Officials are weighing those concerns with data showing that demand in many sectors remains strong, driving strong consumer spending and potentially preventing inflation from falling to the central bank's long-standing 2 percent target. Recommended A rise in oil prices stemming from recent supply cuts has also caused concern, amid fears it could raise the costs of a wider range of goods and services. While traders in federal funds futures markets generally believe the Federal Reserve will keep rates at current levels well into 2024, most top academic economists recently surveyed by the Financial Times and the Booth School of Business at the University of Chicago thought the central bank had more work to do. to push back inflation. Most economists surveyed believe another quarter-point rate hike is on the cards, and another large cohort expects the Federal Reserve to pursue two or more increases of that size. Most respondents believe the Federal Reserve will not make its first rate cut until the third quarter of next year or later.

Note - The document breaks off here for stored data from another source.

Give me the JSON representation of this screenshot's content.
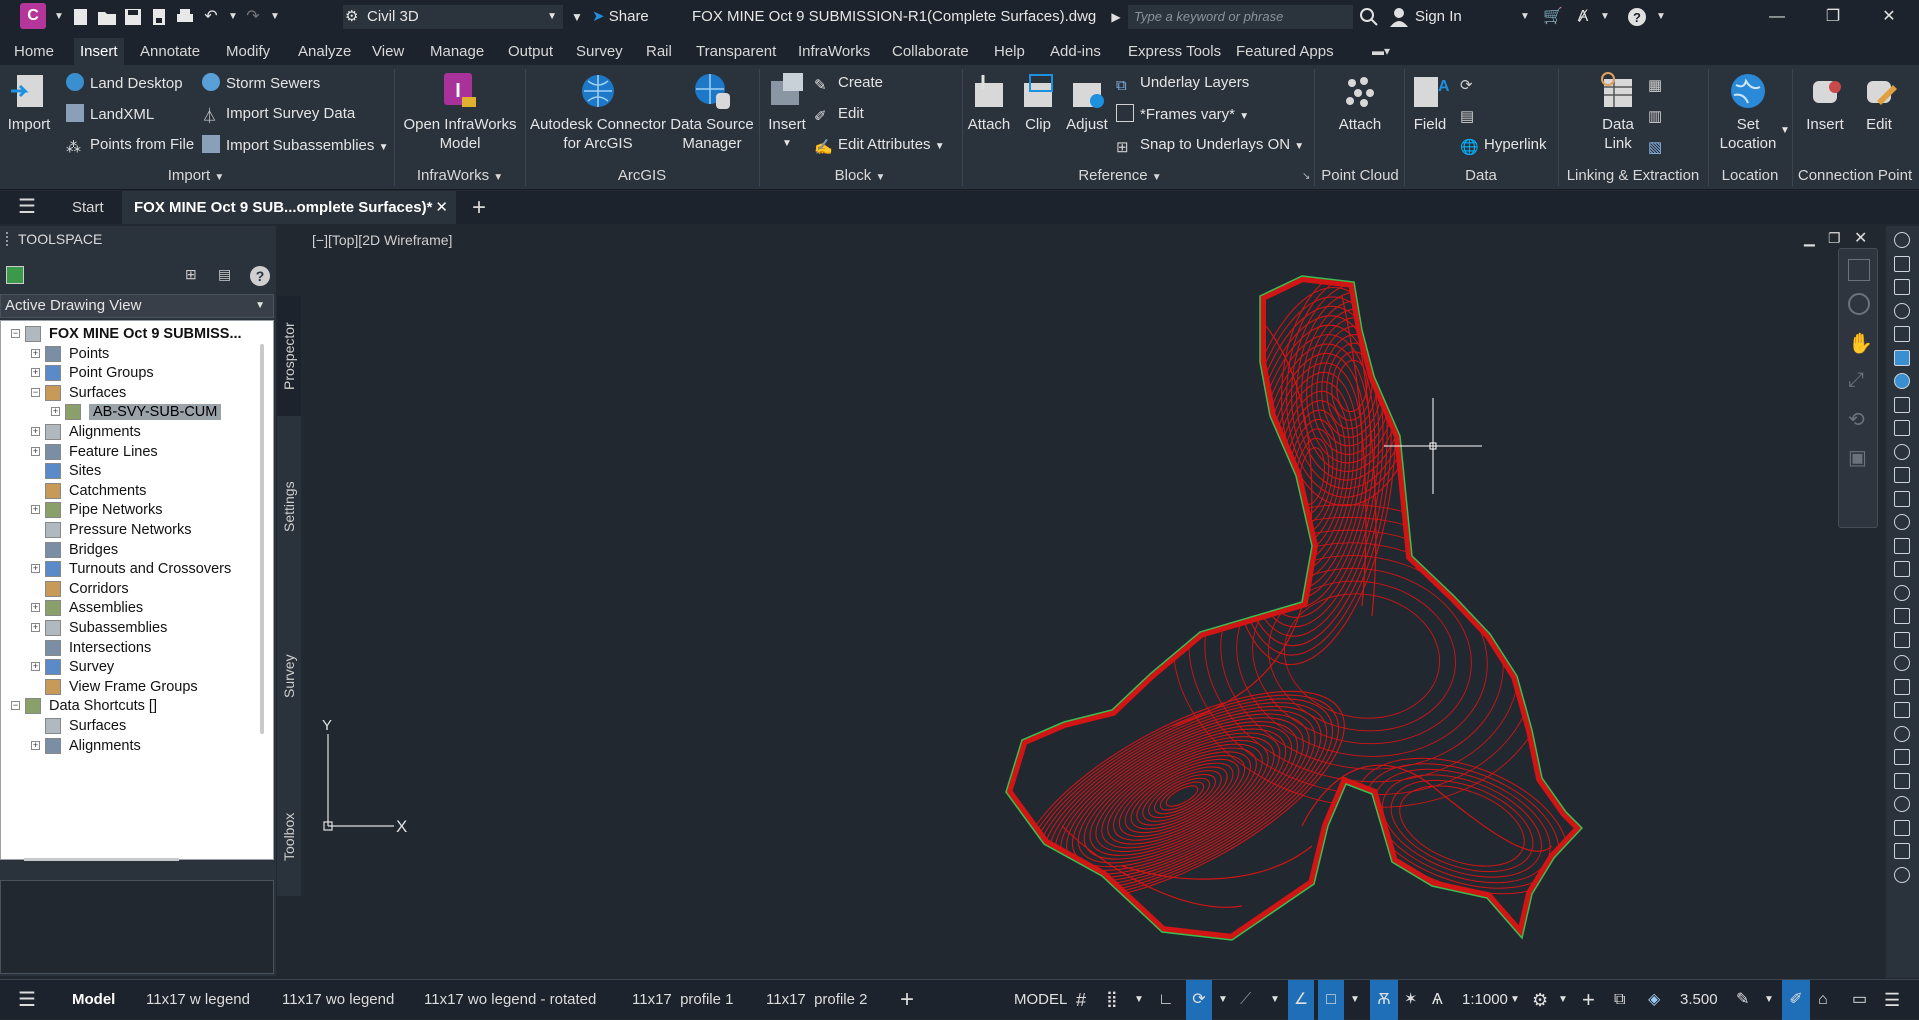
{
  "titlebar": {
    "app_letter": "C",
    "workspace": "Civil 3D",
    "share": "Share",
    "document_title": "FOX MINE Oct 9 SUBMISSION-R1(Complete Surfaces).dwg",
    "search_placeholder": "Type a keyword or phrase",
    "sign_in": "Sign In"
  },
  "menu": {
    "tabs": [
      "Home",
      "Insert",
      "Annotate",
      "Modify",
      "Analyze",
      "View",
      "Manage",
      "Output",
      "Survey",
      "Rail",
      "Transparent",
      "InfraWorks",
      "Collaborate",
      "Help",
      "Add-ins",
      "Express Tools",
      "Featured Apps"
    ],
    "active": "Insert"
  },
  "ribbon": {
    "import": {
      "title": "Import",
      "large": "Import",
      "items": [
        "Land Desktop",
        "LandXML",
        "Points from File",
        "Storm Sewers",
        "Import Survey Data",
        "Import Subassemblies"
      ]
    },
    "infraworks": {
      "title": "InfraWorks",
      "large_line1": "Open InfraWorks",
      "large_line2": "Model"
    },
    "arcgis": {
      "title": "ArcGIS",
      "connector_line1": "Autodesk Connector",
      "connector_line2": "for ArcGIS",
      "dsm_line1": "Data Source",
      "dsm_line2": "Manager"
    },
    "block": {
      "title": "Block",
      "large": "Insert",
      "items": [
        "Create",
        "Edit",
        "Edit Attributes"
      ]
    },
    "reference": {
      "title": "Reference",
      "attach": "Attach",
      "clip": "Clip",
      "adjust": "Adjust",
      "items": [
        "Underlay Layers",
        "*Frames vary*",
        "Snap to Underlays ON"
      ]
    },
    "pointcloud": {
      "title": "Point Cloud",
      "attach": "Attach"
    },
    "data": {
      "title": "Data",
      "field": "Field",
      "hyperlink": "Hyperlink"
    },
    "linking": {
      "title": "Linking & Extraction",
      "line1": "Data",
      "line2": "Link"
    },
    "location": {
      "title": "Location",
      "line1": "Set",
      "line2": "Location"
    },
    "connection": {
      "title": "Connection Point",
      "insert": "Insert",
      "edit": "Edit"
    }
  },
  "filetabs": {
    "start": "Start",
    "drawing": "FOX MINE Oct 9 SUB...omplete Surfaces)*"
  },
  "toolspace": {
    "title": "TOOLSPACE",
    "view_select": "Active Drawing View",
    "side_tabs": [
      "Prospector",
      "Settings",
      "Survey",
      "Toolbox"
    ],
    "tree": [
      {
        "label": "FOX MINE Oct 9 SUBMISS...",
        "level": 0,
        "exp": "-",
        "bold": true
      },
      {
        "label": "Points",
        "level": 1,
        "exp": "+"
      },
      {
        "label": "Point Groups",
        "level": 1,
        "exp": "+"
      },
      {
        "label": "Surfaces",
        "level": 1,
        "exp": "-"
      },
      {
        "label": "AB-SVY-SUB-CUM",
        "level": 2,
        "exp": "+",
        "selected": true
      },
      {
        "label": "Alignments",
        "level": 1,
        "exp": "+"
      },
      {
        "label": "Feature Lines",
        "level": 1,
        "exp": "+"
      },
      {
        "label": "Sites",
        "level": 1,
        "exp": ""
      },
      {
        "label": "Catchments",
        "level": 1,
        "exp": ""
      },
      {
        "label": "Pipe Networks",
        "level": 1,
        "exp": "+"
      },
      {
        "label": "Pressure Networks",
        "level": 1,
        "exp": ""
      },
      {
        "label": "Bridges",
        "level": 1,
        "exp": ""
      },
      {
        "label": "Turnouts and Crossovers",
        "level": 1,
        "exp": "+"
      },
      {
        "label": "Corridors",
        "level": 1,
        "exp": ""
      },
      {
        "label": "Assemblies",
        "level": 1,
        "exp": "+"
      },
      {
        "label": "Subassemblies",
        "level": 1,
        "exp": "+"
      },
      {
        "label": "Intersections",
        "level": 1,
        "exp": ""
      },
      {
        "label": "Survey",
        "level": 1,
        "exp": "+"
      },
      {
        "label": "View Frame Groups",
        "level": 1,
        "exp": ""
      },
      {
        "label": "Data Shortcuts []",
        "level": 0,
        "exp": "-"
      },
      {
        "label": "Surfaces",
        "level": 1,
        "exp": ""
      },
      {
        "label": "Alignments",
        "level": 1,
        "exp": "+"
      }
    ]
  },
  "viewport": {
    "label": "[−][Top][2D Wireframe]",
    "ucs_y": "Y",
    "ucs_x": "X"
  },
  "statusbar": {
    "layouts": [
      "Model",
      "11x17 w legend",
      "11x17 wo legend",
      "11x17 wo legend - rotated",
      "11x17  profile 1",
      "11x17  profile 2"
    ],
    "active_layout": "Model",
    "space": "MODEL",
    "scale": "1:1000",
    "value": "3.500"
  },
  "colors": {
    "contour": "#d11414",
    "boundary": "#35c050",
    "accent": "#1e90e0"
  }
}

Wednesday's decision will come as the Federal Reserve releases a new set of individual economic projections from officials, which are expected to show growth is stronger than forecast in the last Pakistan Phone Number projections released in June, as well as broad support for that rates reach a maximum of between percent. That translates to an increase of more than a quarter point this year. But further tightening by the Federal Reserve is far from guaranteed. Officials are increasingly focused on the downside risks facing the world's largest economy, even as they remain alert to the threat of high inflation taking hold. Officials are also aware that the impact of months of higher interest rates may only now be becoming visible, as in the cooling of the Labor market. New obstacles to growth have also emerged, including the resumption of student loan payments, an unresolved auto workers strike and a looming government shutdown.

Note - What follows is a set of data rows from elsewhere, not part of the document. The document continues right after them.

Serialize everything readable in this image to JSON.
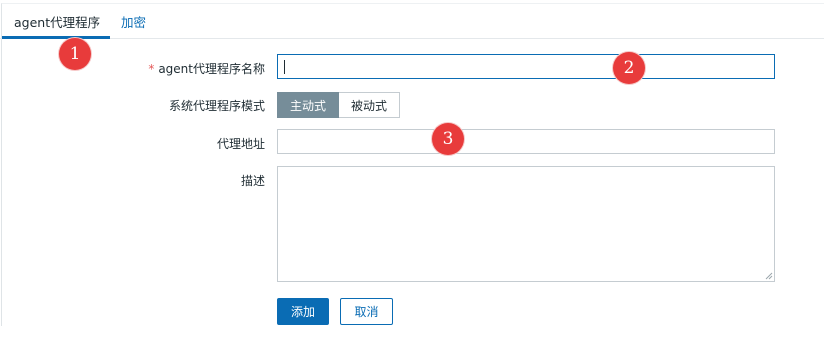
{
  "tabs": [
    {
      "label": "agent代理程序"
    },
    {
      "label": "加密"
    }
  ],
  "form": {
    "name_label": "agent代理程序名称",
    "name_value": "",
    "mode_label": "系统代理程序模式",
    "mode_options": [
      "主动式",
      "被动式"
    ],
    "mode_selected": "主动式",
    "address_label": "代理地址",
    "address_value": "",
    "description_label": "描述",
    "description_value": ""
  },
  "buttons": {
    "add": "添加",
    "cancel": "取消"
  },
  "annotations": [
    "1",
    "2",
    "3"
  ],
  "colors": {
    "accent": "#0a6cb4",
    "badge": "#e83b3b",
    "segment_active": "#768d99"
  }
}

Officials are weighing those concerns with data showing that demand in many sectors remains strong, driving strong consumer spending and potentially preventing inflation from falling to the central bank's long-standing 2 percent target. Recommended A rise in oil prices stemming from recent supply cuts has also caused concern, amid fears it could raise the costs of a wider range of goods and services. While traders in federal funds futures markets generally believe the Federal Reserve will keep rates at current levels well into 2024, most top academic economists recently surveyed by the Financial Times and the Booth School of Business at the University of Chicago thought the central bank had more work to do. to push back inflation. Most economists surveyed believe another quarter-point rate hike is on the cards, and another large cohort expects the Federal Reserve to pursue two or more increases of that size. Most respondents believe the Federal Reserve will not make its first rate cut until the third quarter of next year or later.